You don’t need a degree in technology to learn the basics of optimizing your website and choosing a good hosting platform. Your needs will vary depending on what type of industry you’re in, how many people visit your site and the role of your site in your business operations. First, let’s tackle the biggest question. What is a web host?
Web Hosting Defined
When you open a business, you either buy an office space or rent one. The same is true for launching a website. You need your own space on the Internet to host your website and all of its pages. Every website you ever visit is hosted on a server, which is a much larger computer somewhere in the world that connects all of its sites to the Internet. There are plenty of companies out there to choose from, and all of the platforms might seem the same if you don’t know what features to look for.
Types of Web Servers
There are free web hosting services, but they tend to have severely limited options that can negatively impact your site’s performance. Pricing can range from just a few dollars to hundreds of dollars a year depending on your needs. A shared hosting server means your site has a designated spot on a server shared by other websites. Resources are shared among the different accounts and you have no control over the resources and the server itself. This can be fine if you’re a small business and don’t expect a ton of traffic or if you don’t host larger content that users need to access. If you’re an organization that has accounts users regularly log in to, a shared server can quickly become cumbersome and comes with security risks that make it less desirable.

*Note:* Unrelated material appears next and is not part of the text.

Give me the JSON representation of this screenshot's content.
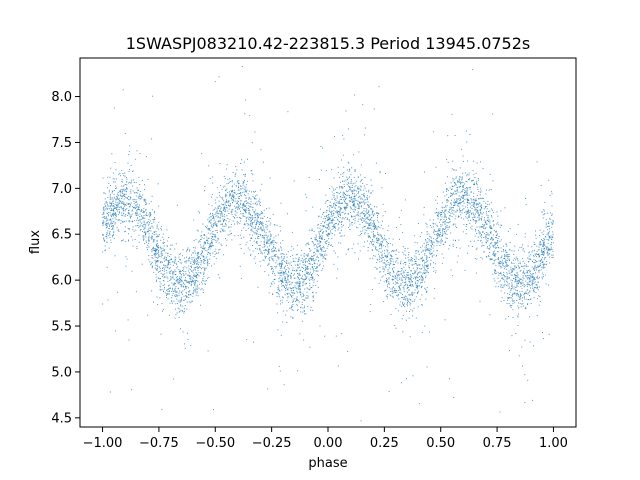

For added protection, a virtual private server (VPS) keeps sites isolated from one another. There’s less competition for connection, you get to control the server resources and the server settings, so performance is generally more reliable. Large organizations with the greatest demand will need a dedicated server on-site. This is the most expensive option, which you’ll need to plan ahead to finance.
The Price is Right
When starting, one option for paying for your server fees is a personal loan. Having online personal loans available from a private lender can offset the cost of getting the best quality hosting platform for your website, and they’re easy to repay with low interest rates and flexible repayment options. The reason you may want to budget ahead and have a larger sum of money to work with is that upfront expenses for reliable companies tend to run higher. If you’ve never managed a website before, then trying to get your entire build transferred to a new server can seem impossible. You don’t want to risk data loss, so you’ll need to find a company whose level of support matches your own experience. There are tools that can be used to migrate websites and accounts automatically, but there are also manual ways. For example, we use both methods here at Brontobytes, depending on the complexity of a website.
While you don’t need to break the bank for a good company, you should be willing to pay more than the bare minimum. When you’re investing in your website, you get more reliable performance and far better security than you do by cutting corners. If there’s one expense that’s worthwhile, it’s finding a company that truly understands your need and values your site. You should feel like more than just another number bidding for space on a server. Instead, you need to be treated like a valued client who has continued access to resources and professional support.
Finding Your Perfect Hosting Package
Evaluate your estimated traffic, need for customer support and domain ownership rights. With these in mind, it will be easier to choose a company whose packages are suitable for your needs. Ideally, you want enough support that you can easily resolve any problems but not so much that you overpay for services you never use. Shared servers will always be the cheapest, but they also have the least reliability due to the high volume of competition among their sites. In this day and age, upgrading to a VPS is likely your best bet if you’re a medium-size business. However, you will need to know basic server maintenance if you are on a VPS, or, if managed services aren’t included, you’ll have to pay extra or get help from a company that offers VPS integration and management services.